Like other athletes on the competition circuit, Hannah also practises what she calls ‘sleep hygiene’ – ensuring she has fresh bedsheets and a comfortable, supportive pillow that she takes with her everywhere she goes.

“I was in a hotel where I saw a note in my room that said: ‘Struggling to sleep? Dial 0’. I dialled out of curiosity and, a few minutes later, there was a knock at the door. Room service had sent up hot milk and honey. I thought: ‘This is amazing!’ Now, making sure I have something warm and cosy in my stomach is part of my wind-down routine, as well as a hot bath. I try to read a few pages of a book and stay off my phone for at least 15 minutes before bedtime, as the backlight makes your brain active; then I put my eye mask on and my earplugs in – ready to go to sleep on my Duvalay Bed Topper.

Our successful appearance on the BBC’s Dragons’ Den in June 2012 was the first time that Hannah had heard about Duvalay, and our name cropped up again when she was Googling mattress toppers whilst undertaking altitude training in Sierra Nevada later that year. “I have awkward shoulders that tend to seize up, plus I’m a side sleeper,” she explains. “Duvalay’s website came up on my search for an answer to both problems, and I recognised the Portable Mattress Topper from Dragons’ Den straight away. I thought: ‘That’s the answer!’

‘When mine arrived, I was thrilled by how squishy it was! I was able to put another strap around it – making it compact enough to go in my drawstring bag. My dad is my coach and he chuckled when he saw it. We love thinking outside the box and coming up with creative ideas about how we can improve my performance in the pool. The Duvalay Portable Mattress Topper fits right in with our professional approach.”

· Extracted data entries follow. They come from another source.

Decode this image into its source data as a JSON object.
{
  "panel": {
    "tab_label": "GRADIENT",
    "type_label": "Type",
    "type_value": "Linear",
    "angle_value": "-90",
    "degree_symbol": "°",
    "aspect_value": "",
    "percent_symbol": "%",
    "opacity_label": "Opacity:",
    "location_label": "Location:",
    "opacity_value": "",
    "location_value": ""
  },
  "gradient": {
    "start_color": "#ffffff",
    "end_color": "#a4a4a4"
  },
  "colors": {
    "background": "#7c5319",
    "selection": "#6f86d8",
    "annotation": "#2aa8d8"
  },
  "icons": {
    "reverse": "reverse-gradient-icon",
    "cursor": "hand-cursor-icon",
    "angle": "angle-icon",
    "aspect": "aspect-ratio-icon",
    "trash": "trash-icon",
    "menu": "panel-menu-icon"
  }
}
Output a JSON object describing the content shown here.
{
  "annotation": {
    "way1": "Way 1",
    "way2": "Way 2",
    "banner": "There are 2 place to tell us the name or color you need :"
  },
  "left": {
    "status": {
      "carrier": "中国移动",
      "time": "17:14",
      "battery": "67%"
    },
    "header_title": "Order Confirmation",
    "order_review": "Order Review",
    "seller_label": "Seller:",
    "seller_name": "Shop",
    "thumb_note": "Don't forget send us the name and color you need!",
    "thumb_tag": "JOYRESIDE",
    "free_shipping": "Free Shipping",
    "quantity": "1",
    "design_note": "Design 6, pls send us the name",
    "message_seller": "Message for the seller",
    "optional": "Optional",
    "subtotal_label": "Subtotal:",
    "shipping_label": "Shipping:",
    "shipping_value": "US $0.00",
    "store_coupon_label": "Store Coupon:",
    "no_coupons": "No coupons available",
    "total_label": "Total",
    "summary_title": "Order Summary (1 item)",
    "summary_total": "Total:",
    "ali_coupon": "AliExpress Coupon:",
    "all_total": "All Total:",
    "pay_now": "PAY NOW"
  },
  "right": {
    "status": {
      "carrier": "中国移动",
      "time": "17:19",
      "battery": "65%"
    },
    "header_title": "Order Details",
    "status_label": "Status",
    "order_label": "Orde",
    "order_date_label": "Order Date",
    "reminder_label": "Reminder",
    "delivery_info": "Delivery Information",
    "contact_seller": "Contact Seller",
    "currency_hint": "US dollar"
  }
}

Hannah returned to Sierra Nevada in January 2013 – taking her Duvalay Portable Mattress Topper with her. It has since become a regular fixture wherever she goes – most importantly, to all competitions.

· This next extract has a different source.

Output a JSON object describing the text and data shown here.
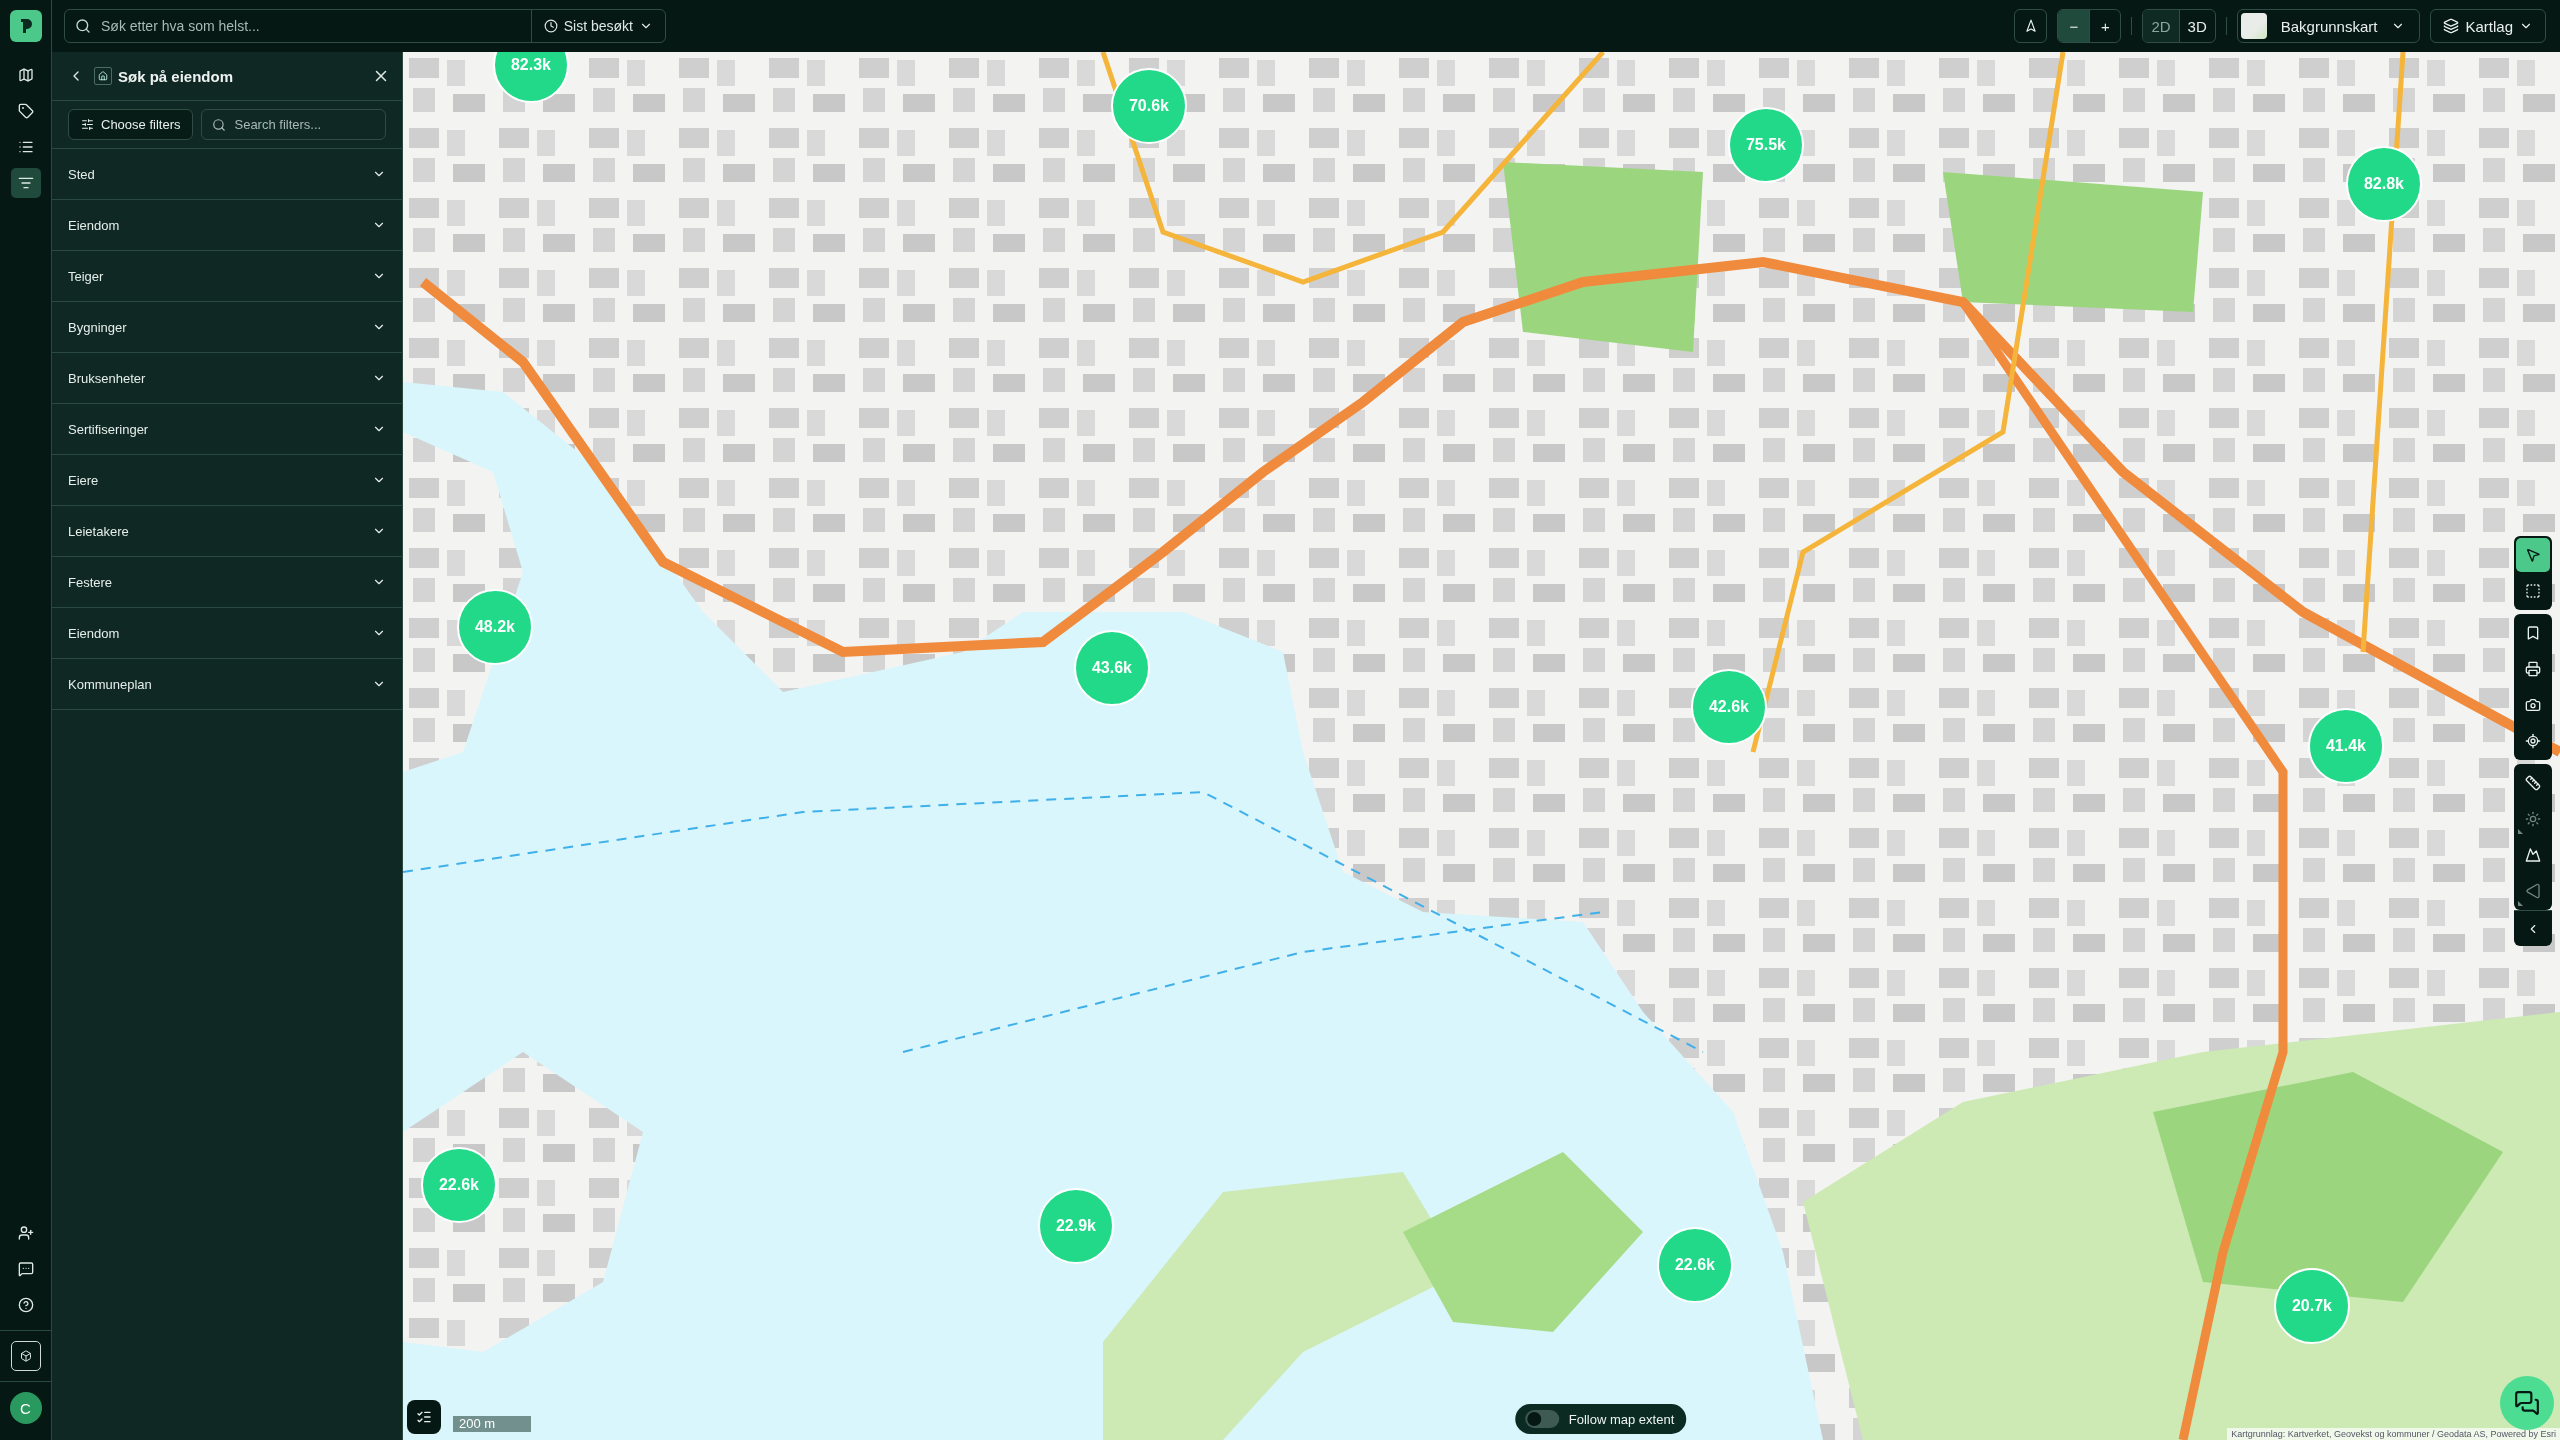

“In a lot of countries, you find the mattresses are very firm,” she explains, “but now that I carry my bed with me, I know I’m going to be comfy, as well as getting a good night’s sleep – plus I have a Duvalay Bed Topper at home!”

A self-described ‘creature of habit’, Hannah says she loves nothing more than working hard. In days gone by, her sense of achievement came from a new personal best or medals; today, she says it’s the personal gratification that comes from being involved in the sport, as well as the ability to travel, feel fit and be aware of her own nutrition and sleep.

“Dad taught me to swim when I was three – purely from a health and safety point of view,” she recalls. “I joined my first club aged five and, while I had lots of other interests, by the age of 14 I’d decided to focus on swimming. When I competed in my first Commonwealth Games aged 16, I decided: ‘I’ll do whatever it takes to keep doing this.’

‘Many a time I’ve seen Friday-night stragglers making their way home when I’m on my way to the pool for Saturday-morning training. I think: ‘I’m starting my day just as you’re finishing yours.’ I’m very lucky to have such supportive friends – some of whom have known me since nursery. I can’t do Friday nights out, but true friends always find a way to include you.”

It’s this continual self-sacrifice that has seen Hannah selected once again for a major international competitive event, which is taking place next month. Although she is, quite naturally, feeling nervous, the good news is that it’s not impacting on her sleep.

“It’s like a performance: I do my best and swim as fast as I possibly can,” she explains. “I’m not co-ordinated on land – I can trip over on a flat floor – but in the pool, I feel graceful. I go into my own head… play movies in my mind. I love the free-flowing feel, as well as being part of a team. When it comes to my swimming, my dad and I have a saying: ‘Give it an honest effort if you’re committed’.”

And having had the pleasure of speaking to this extraordinary athlete, who loves her sleep almost as much as we do, we have no doubt as to her level of effort or commitment.

Best of luck Hannah from all at Duvalay!